Таким образом, способ позволяет повысить точность количественного определения холестерина в циркулирующих иммунных комплексах сыворотки крови человека. Выявление повышенного уровня ХИК при широких скрининговых обследованиях может быть предиктором атеросклероза на доклинической стадии. Доступность реагентов и простота способа определения ХИК в лабораторной практике позволят проводить углубленное исследование патогенеза атеросклеротических заболеваний. С другой стороны, реализация изобретения позволит как контролировать эффективность проводимого лечения, так и выявлять доклинические состояния атеросклероза.

Литература

1. Собенин И.А., Карагодин В.П., Мельниченко А.А., Орехов А.Н. Холестерин иммунных комплексов как индикатор атеросклероза // Патологическая физиология и экспериментальная терапия. - 2012. - №3. - С.99-103.

2. Тертов В.В., Качарава А.Г., Саядян Х.С.и др. Холестеринсодержащие циркулирующие иммунные комплексы - компонент сыворотки крови больных с ишемической болезнью сердца, обуславливающий ее атерогенность // Кардиология. - 1989. - Т. 29, №8. - С.35-38.

3. Шойбонов Б.Б., Борголов В.М., Баронец В.Ю., Панченко Л.Ф., Кубатиев А.А. Тест-система определения циркулирующих иммунных комплексов // Описание изобретения к патенту РФ №2452962 от 10.06.2012 г. Бюл. №16.
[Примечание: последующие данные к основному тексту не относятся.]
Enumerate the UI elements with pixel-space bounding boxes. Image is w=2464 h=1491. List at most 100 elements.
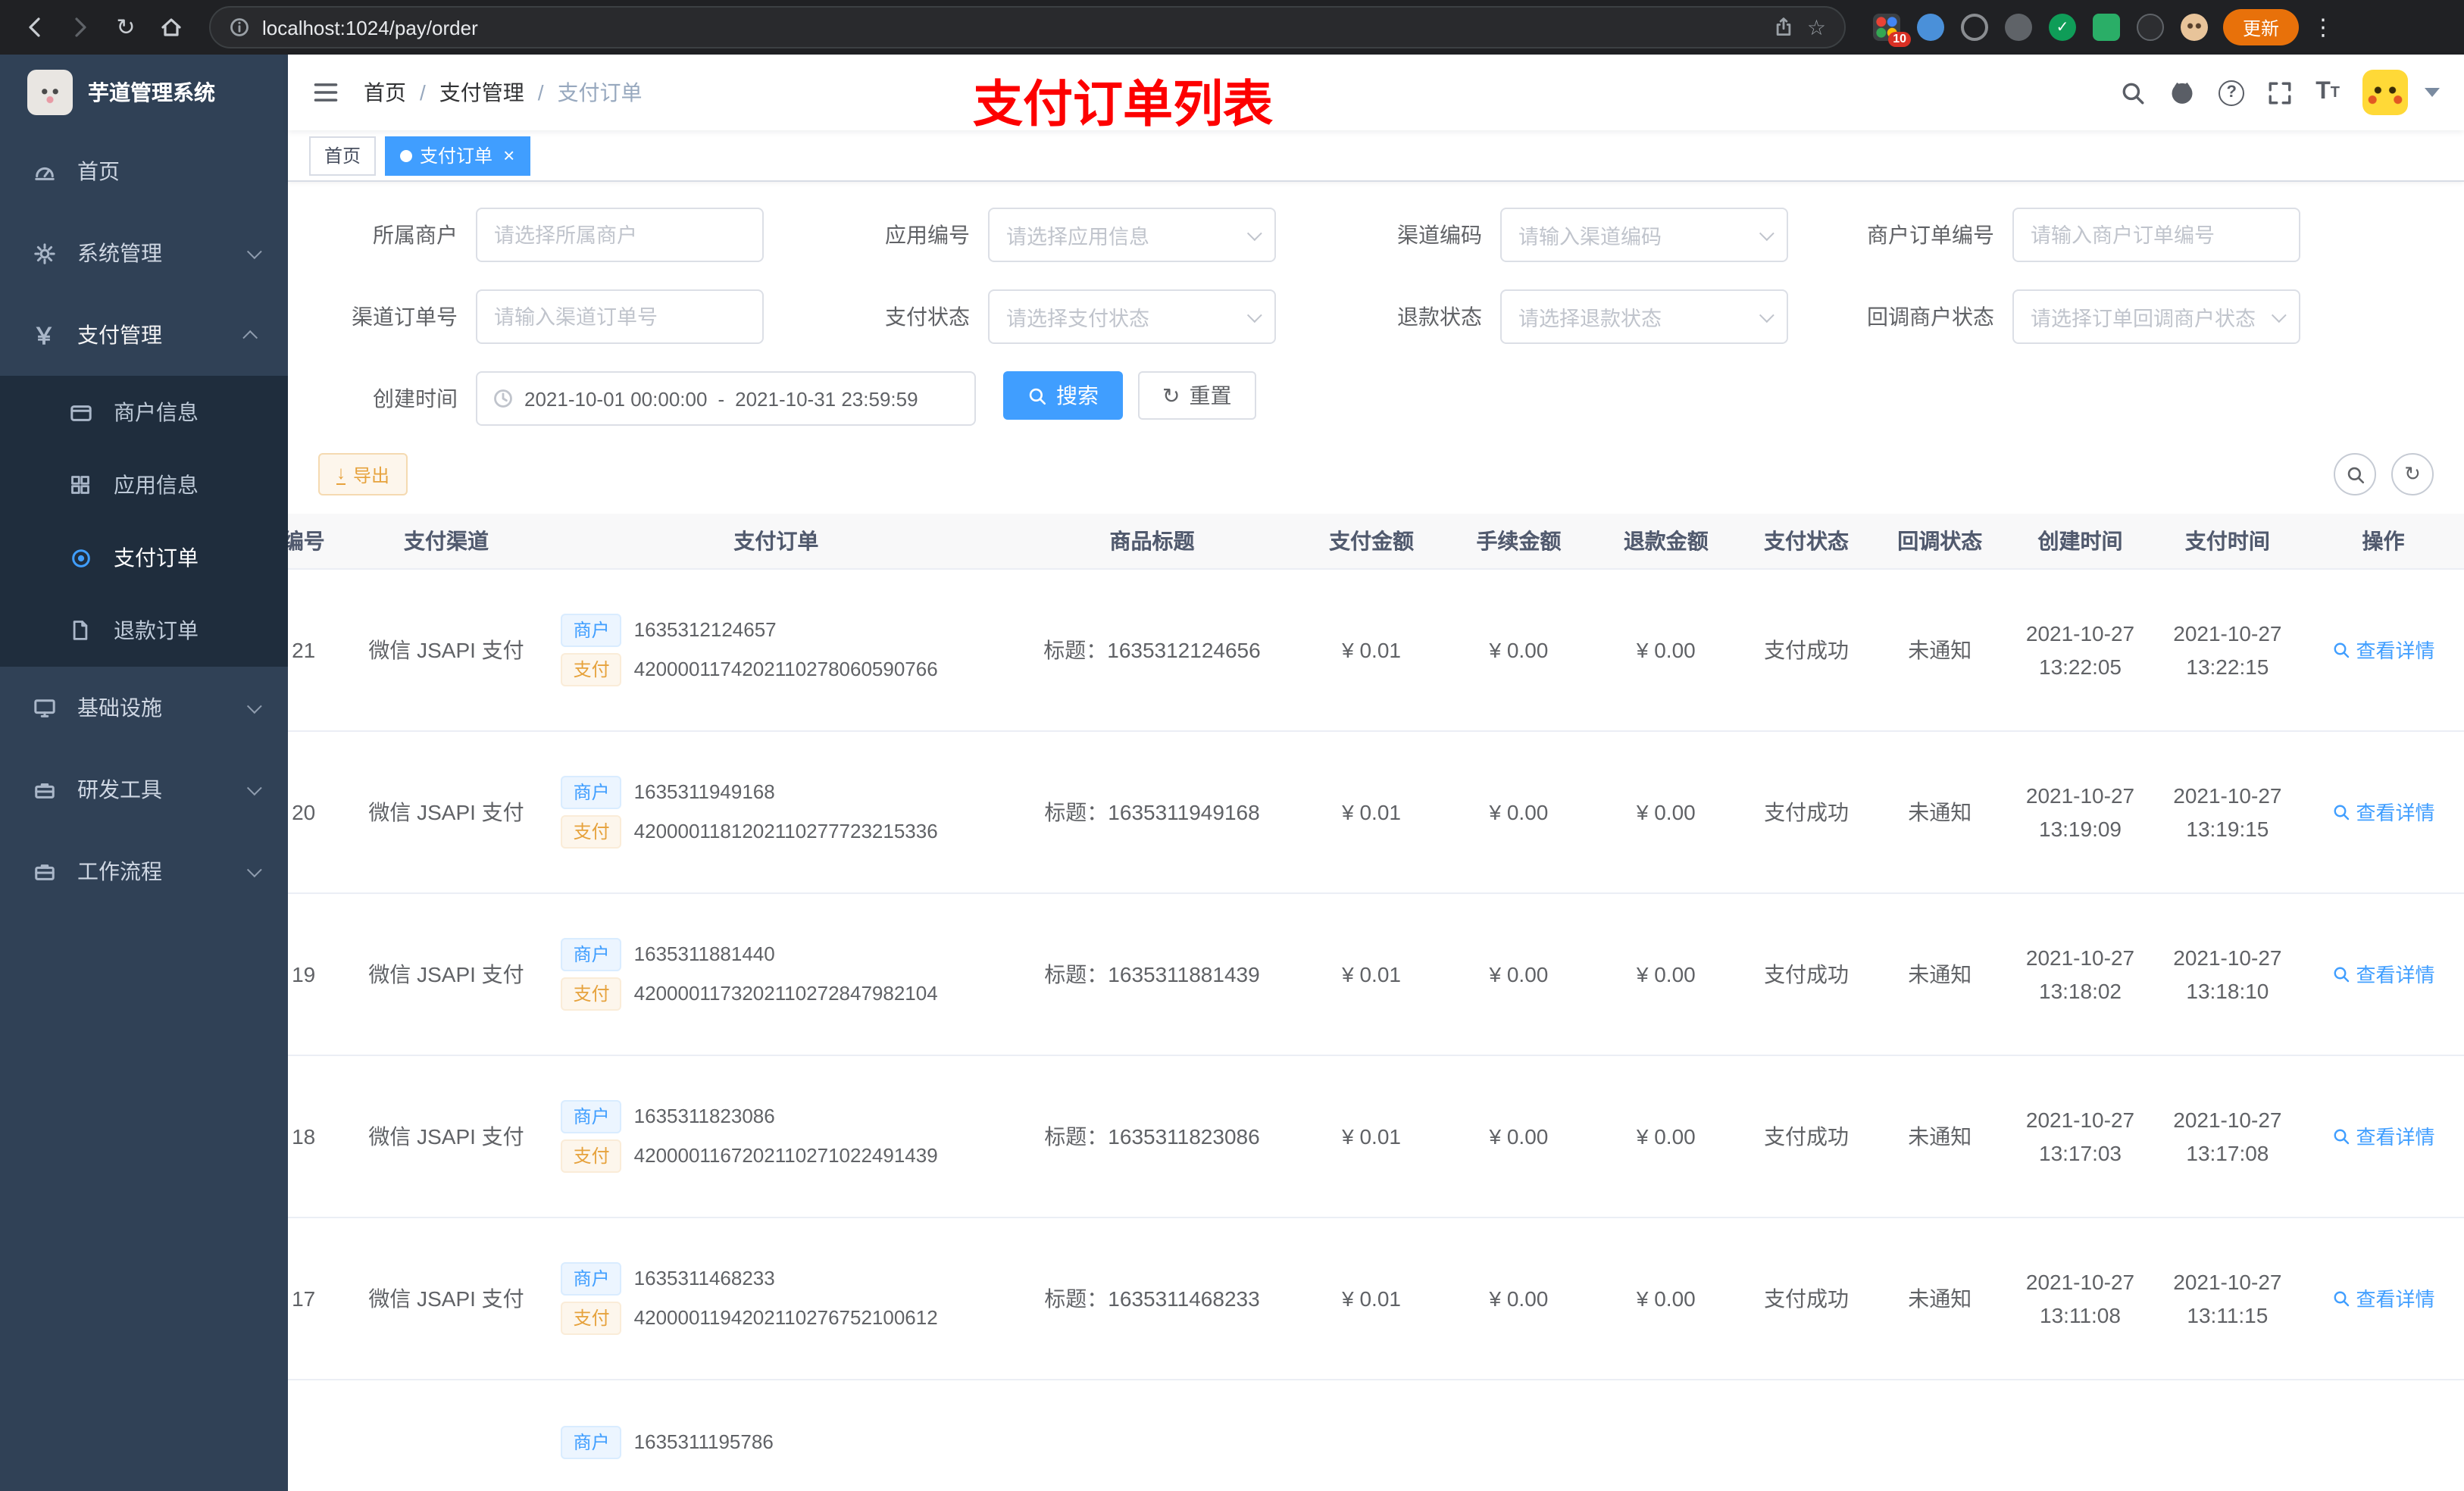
merchant-input[interactable] <box>476 208 764 262</box>
cell-fee: ¥ 0.00 <box>1445 1055 1593 1217</box>
channel-code-select[interactable]: 请输入渠道编码 <box>1500 208 1788 262</box>
merchant-order-no-field[interactable] <box>2031 223 2282 246</box>
range-separator: - <box>718 387 725 410</box>
cell-id: 18 <box>288 1055 347 1217</box>
col-order: 支付订单 <box>546 514 1007 569</box>
tab-label: 首页 <box>324 145 361 167</box>
extension-icon[interactable] <box>1961 14 1988 41</box>
view-detail-link[interactable]: 查看详情 <box>2332 1283 2435 1312</box>
extension-icon[interactable] <box>2005 14 2032 41</box>
cell-pay-time <box>2154 1379 2301 1491</box>
extensions-pin-icon[interactable] <box>2137 14 2164 41</box>
channel-order-no-field[interactable] <box>494 305 746 328</box>
view-detail-link[interactable]: 查看详情 <box>2332 1121 2435 1150</box>
pay-tag: 支付 <box>561 652 622 686</box>
sidebar-item-pay-order[interactable]: 支付订单 <box>0 521 288 594</box>
export-button[interactable]: ↓ 导出 <box>318 453 408 495</box>
sidebar-item-app-info[interactable]: 应用信息 <box>0 449 288 521</box>
pay-order-no: 4200001181202110277723215336 <box>633 820 938 842</box>
cell-actions: 查看详情 <box>2301 1055 2464 1217</box>
browser-back-icon[interactable] <box>15 8 55 47</box>
fullscreen-icon[interactable] <box>2267 80 2293 105</box>
cell-actions: 查看详情 <box>2301 892 2464 1055</box>
merchant-order-no: 1635311468233 <box>633 1267 775 1289</box>
browser-forward-icon[interactable] <box>61 8 100 47</box>
breadcrumb-pay[interactable]: 支付管理 <box>439 77 524 108</box>
merchant-tag: 商户 <box>561 937 622 971</box>
view-detail-link[interactable]: 查看详情 <box>2332 635 2435 664</box>
pay-status-select[interactable]: 请选择支付状态 <box>988 289 1276 344</box>
sidebar-fold-icon[interactable] <box>312 79 339 106</box>
search-button-label: 搜索 <box>1056 383 1099 408</box>
extension-icon[interactable] <box>1917 14 1944 41</box>
yen-icon: ￥ <box>32 324 55 349</box>
filter-label: 渠道编码 <box>1397 223 1482 247</box>
cell-pay-time: 2021-10-27 13:19:15 <box>2153 730 2302 893</box>
create-time-range-picker[interactable]: 2021-10-01 00:00:00 - 2021-10-31 23:59:5… <box>476 371 976 426</box>
merchant-input-field[interactable] <box>494 223 746 246</box>
sidebar-item-devtools[interactable]: 研发工具 <box>0 749 288 830</box>
filter-label: 退款状态 <box>1397 305 1482 329</box>
browser-update-button[interactable]: 更新 <box>2223 9 2300 45</box>
refresh-table-button[interactable]: ↻ <box>2391 453 2434 495</box>
sidebar-item-infra[interactable]: 基础设施 <box>0 667 288 749</box>
pay-order-no: 4200001194202110276752100612 <box>633 1306 938 1329</box>
help-icon[interactable]: ? <box>2219 80 2245 105</box>
sidebar-item-merchant-info[interactable]: 商户信息 <box>0 376 288 449</box>
cell-create-time: 2021-10-27 13:22:05 <box>2006 568 2154 731</box>
cell-channel: 微信 JSAPI 支付 <box>346 730 546 893</box>
extension-badge: 10 <box>1888 32 1911 47</box>
filter-refund-status: 退款状态 请选择退款状态 <box>1343 289 1788 344</box>
sidebar-logo[interactable]: 芋道管理系统 <box>0 55 288 130</box>
sidebar-item-workflow[interactable]: 工作流程 <box>0 830 288 912</box>
bookmark-star-icon[interactable]: ☆ <box>1807 14 1826 40</box>
tab-pay-order[interactable]: 支付订单 × <box>385 136 530 175</box>
sidebar-item-system[interactable]: 系统管理 <box>0 212 288 294</box>
notify-status-select[interactable]: 请选择订单回调商户状态 <box>2012 289 2300 344</box>
cell-order: 商户 1635311823086 支付 4200001167202110271022… <box>546 1055 1007 1217</box>
browser-home-icon[interactable] <box>152 8 191 47</box>
extension-icon[interactable]: ✓ <box>2049 14 2076 41</box>
pay-tag: 支付 <box>561 814 622 848</box>
browser-menu-icon[interactable]: ⋮ <box>2308 14 2338 41</box>
browser-profile-avatar[interactable] <box>2181 14 2208 41</box>
channel-order-no-input[interactable] <box>476 289 764 344</box>
table-row-partial: 商户 1635311195786 <box>288 1379 2464 1491</box>
address-bar[interactable]: localhost:1024/pay/order ☆ <box>209 6 1846 48</box>
download-icon: ↓ <box>336 462 346 485</box>
sidebar-item-refund-order[interactable]: 退款订单 <box>0 594 288 667</box>
toolbox-icon <box>27 778 61 801</box>
extension-icon[interactable]: 10 <box>1873 14 1911 47</box>
user-avatar[interactable] <box>2362 70 2408 115</box>
extension-icon[interactable] <box>2093 14 2120 41</box>
cell-notify: 未通知 <box>1873 892 2007 1055</box>
view-detail-link[interactable]: 查看详情 <box>2332 797 2435 826</box>
view-detail-label: 查看详情 <box>2356 802 2435 824</box>
merchant-order-no-input[interactable] <box>2012 208 2300 262</box>
url-text[interactable]: localhost:1024/pay/order <box>262 16 1762 39</box>
sidebar-item-home[interactable]: 首页 <box>0 130 288 212</box>
browser-reload-icon[interactable]: ↻ <box>106 8 145 47</box>
view-detail-link[interactable]: 查看详情 <box>2332 959 2435 988</box>
breadcrumb-current: 支付订单 <box>557 80 643 105</box>
share-icon[interactable] <box>1774 17 1795 38</box>
toggle-search-button[interactable] <box>2334 453 2376 495</box>
cell-channel: 微信 JSAPI 支付 <box>346 892 546 1055</box>
site-info-icon[interactable] <box>229 17 250 38</box>
reset-button[interactable]: ↻ 重置 <box>1138 371 1256 420</box>
col-amount: 支付金额 <box>1297 514 1446 569</box>
search-button[interactable]: 搜索 <box>1003 371 1123 420</box>
active-tab-dot <box>400 149 413 161</box>
close-icon[interactable]: × <box>503 145 514 165</box>
tab-home[interactable]: 首页 <box>309 136 377 175</box>
refund-status-select[interactable]: 请选择退款状态 <box>1500 289 1788 344</box>
user-menu-caret-icon[interactable] <box>2425 88 2440 97</box>
breadcrumb-home[interactable]: 首页 <box>364 77 406 108</box>
table-row: 17 微信 JSAPI 支付 商户 1635311468233 支付 4200001… <box>288 1217 2464 1380</box>
cell-id: 21 <box>288 568 347 731</box>
sidebar-item-pay[interactable]: ￥ 支付管理 <box>0 294 288 376</box>
app-select[interactable]: 请选择应用信息 <box>988 208 1276 262</box>
github-icon[interactable] <box>2169 79 2196 106</box>
search-icon[interactable] <box>2120 80 2146 105</box>
font-size-icon[interactable]: TT <box>2315 79 2340 106</box>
4. Burut D.F.P., Karim Y., Ferns G.A.A. The Role of Immune Complexes in Atherosclerosis // Angiology. - 2010. - V. 61, №7. - P.679-689.

5. Lopes-Virella M.F., Brent McHenry M., Lipsitz S., et al. Immune complexes containing modified lipoproteins are related to the progression of internal carotid intima-media thickness in patients with type 1 diabetes // Atherosclerosis. - 2007. - V.190. - P.359-369.

6. Szondy E., Mezey Z., Fust G. et al. Serial measurement of circulating immune complexes in myocardial infarction // Br Heart J. - 1981. - V.46. - P.93-98.

7. Virella G., Carter R.E., Saad A., et al. Distribution of IgM and IgG antibodies to oxidiesed LDL in immune complexes isolated from patients with type 1 diabetes and its relationship with nephropathy // Clin. Immunol. - 2008. - V.127, №3. - P.394-400.